Staying Active and Staying Together:
Even in limited spaces, getting outside together, taking a walk together, playing tag or having a family race together can get everyone moving and releasing those happy endorphins in our brain. It can also open up conversations in a more comfortable venue than sitting down to talk together.
Document the Journey:
If your children are older, it might be a good idea to keep a journal. If they are younger, they may like to draw. They don't need to write about this experience or their feelings, although they may want to. But having a space to keep their thoughts and ideas can be helpful.
And When All Else Fails...
It's OK to start over. Once a day, once an hour, as often as needed.

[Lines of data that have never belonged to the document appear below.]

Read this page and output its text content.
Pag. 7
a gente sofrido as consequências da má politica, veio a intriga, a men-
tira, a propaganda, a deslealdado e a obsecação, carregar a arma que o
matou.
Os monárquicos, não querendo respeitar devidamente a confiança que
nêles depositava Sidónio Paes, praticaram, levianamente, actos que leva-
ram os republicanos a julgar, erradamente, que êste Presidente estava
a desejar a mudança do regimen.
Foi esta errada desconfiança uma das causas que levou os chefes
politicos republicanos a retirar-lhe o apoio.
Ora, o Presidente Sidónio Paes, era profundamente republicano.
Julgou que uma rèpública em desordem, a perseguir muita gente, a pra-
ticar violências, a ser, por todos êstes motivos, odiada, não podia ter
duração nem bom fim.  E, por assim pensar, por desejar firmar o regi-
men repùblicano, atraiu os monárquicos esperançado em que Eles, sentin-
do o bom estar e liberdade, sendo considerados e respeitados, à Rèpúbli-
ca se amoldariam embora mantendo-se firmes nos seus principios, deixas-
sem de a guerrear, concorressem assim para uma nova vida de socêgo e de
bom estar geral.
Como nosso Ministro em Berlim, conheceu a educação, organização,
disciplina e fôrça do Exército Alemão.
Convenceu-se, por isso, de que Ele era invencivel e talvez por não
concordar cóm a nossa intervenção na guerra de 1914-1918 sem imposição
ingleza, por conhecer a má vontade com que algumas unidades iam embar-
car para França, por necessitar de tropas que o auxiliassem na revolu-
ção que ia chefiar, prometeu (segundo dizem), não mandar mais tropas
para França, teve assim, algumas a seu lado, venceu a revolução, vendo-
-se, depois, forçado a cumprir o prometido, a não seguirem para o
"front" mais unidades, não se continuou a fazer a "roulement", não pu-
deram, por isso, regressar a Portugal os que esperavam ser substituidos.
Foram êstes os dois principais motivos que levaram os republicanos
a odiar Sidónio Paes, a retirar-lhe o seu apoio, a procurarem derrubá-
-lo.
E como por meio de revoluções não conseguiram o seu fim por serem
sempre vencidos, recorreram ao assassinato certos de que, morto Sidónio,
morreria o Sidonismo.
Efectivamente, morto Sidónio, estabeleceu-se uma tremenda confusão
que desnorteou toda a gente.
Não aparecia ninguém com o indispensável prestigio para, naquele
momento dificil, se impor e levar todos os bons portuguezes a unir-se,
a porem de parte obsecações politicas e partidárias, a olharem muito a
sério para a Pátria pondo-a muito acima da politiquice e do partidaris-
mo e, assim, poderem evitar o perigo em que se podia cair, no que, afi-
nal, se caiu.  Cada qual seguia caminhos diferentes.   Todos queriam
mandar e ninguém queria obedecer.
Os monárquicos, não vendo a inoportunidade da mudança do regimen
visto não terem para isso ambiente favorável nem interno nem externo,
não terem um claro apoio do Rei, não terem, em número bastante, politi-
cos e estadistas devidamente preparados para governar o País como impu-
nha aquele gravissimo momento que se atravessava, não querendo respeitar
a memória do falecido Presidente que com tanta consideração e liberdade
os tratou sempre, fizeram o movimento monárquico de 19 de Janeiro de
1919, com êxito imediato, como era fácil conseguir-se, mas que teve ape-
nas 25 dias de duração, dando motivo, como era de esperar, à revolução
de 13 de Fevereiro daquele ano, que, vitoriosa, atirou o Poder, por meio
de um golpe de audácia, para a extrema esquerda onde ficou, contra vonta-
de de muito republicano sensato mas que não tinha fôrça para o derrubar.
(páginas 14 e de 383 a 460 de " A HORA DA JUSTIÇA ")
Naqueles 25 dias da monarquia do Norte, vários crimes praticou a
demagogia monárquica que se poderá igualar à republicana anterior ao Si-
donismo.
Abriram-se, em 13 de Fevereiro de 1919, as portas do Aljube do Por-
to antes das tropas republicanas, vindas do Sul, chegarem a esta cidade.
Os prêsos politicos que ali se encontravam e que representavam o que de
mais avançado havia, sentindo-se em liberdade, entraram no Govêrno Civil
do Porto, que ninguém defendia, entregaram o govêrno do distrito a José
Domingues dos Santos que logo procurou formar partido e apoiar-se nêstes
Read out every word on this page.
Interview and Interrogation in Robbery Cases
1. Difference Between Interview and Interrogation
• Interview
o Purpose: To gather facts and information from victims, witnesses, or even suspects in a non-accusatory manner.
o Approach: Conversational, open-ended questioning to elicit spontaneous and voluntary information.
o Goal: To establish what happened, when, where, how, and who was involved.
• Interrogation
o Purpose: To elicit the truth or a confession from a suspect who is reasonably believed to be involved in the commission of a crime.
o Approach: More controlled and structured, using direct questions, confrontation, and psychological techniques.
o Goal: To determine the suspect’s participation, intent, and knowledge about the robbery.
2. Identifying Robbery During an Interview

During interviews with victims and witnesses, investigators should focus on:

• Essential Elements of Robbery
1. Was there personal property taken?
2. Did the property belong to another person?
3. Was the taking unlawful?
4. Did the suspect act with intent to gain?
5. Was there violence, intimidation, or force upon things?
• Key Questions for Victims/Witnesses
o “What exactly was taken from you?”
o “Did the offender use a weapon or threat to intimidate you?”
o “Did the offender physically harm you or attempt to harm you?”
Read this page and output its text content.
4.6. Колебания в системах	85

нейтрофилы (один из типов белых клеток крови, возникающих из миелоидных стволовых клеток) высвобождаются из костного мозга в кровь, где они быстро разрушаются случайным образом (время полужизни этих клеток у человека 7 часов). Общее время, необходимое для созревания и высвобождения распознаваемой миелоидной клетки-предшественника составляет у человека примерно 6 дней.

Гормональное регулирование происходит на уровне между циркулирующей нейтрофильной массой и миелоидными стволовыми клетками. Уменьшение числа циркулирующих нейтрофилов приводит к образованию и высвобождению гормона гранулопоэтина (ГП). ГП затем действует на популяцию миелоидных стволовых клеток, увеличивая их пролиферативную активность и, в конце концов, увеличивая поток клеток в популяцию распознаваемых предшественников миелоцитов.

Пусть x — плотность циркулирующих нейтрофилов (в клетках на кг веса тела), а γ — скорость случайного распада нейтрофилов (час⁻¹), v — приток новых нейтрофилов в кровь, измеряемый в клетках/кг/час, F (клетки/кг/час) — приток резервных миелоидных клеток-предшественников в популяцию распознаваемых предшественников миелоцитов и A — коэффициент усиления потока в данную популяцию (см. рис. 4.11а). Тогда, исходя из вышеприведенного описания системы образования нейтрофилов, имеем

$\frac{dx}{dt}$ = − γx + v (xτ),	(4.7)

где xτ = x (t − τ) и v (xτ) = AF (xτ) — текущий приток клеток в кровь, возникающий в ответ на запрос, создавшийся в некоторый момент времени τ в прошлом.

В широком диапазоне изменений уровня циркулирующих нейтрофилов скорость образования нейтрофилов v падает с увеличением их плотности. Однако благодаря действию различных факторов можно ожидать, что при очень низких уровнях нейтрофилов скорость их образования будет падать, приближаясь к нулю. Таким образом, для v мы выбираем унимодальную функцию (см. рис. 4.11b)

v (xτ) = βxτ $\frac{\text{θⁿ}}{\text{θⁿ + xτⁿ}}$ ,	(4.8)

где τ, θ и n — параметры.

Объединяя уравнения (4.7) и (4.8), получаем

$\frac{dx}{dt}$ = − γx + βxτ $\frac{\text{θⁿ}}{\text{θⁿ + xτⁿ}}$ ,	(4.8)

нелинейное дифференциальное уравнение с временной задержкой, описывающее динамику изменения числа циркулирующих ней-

If you need to change the mood, try changing the room or putting on some music or lighting a candle. Be silly. Be sad if you need to but don't be stuck in it. Talk about what your wishes and hopes are. It's OK if your five year old wants to plan his 6th birthday party that you don't know when it will be. Just reassure him that it will be. And find ways to celebrate right now. Celebrate anything and everything you can. National Crayon Day. Check. Eat a Donut Day. Check. Tuesday. Check.
And When to Grab that Life Preserver...
There is no stigma here with mental health needs. We are all experiencing a mental health crisis. If and when you need more support for yourself, for your children, for your marriage, for your parenting--it is out there (albeit in a different venue) and it's OK to utilize it.
I'm off for my afternoon dose of Vitamin D and S giggles...some of my favorite medicine. Stay safe. Stay healthy. Stay sane and keep playing.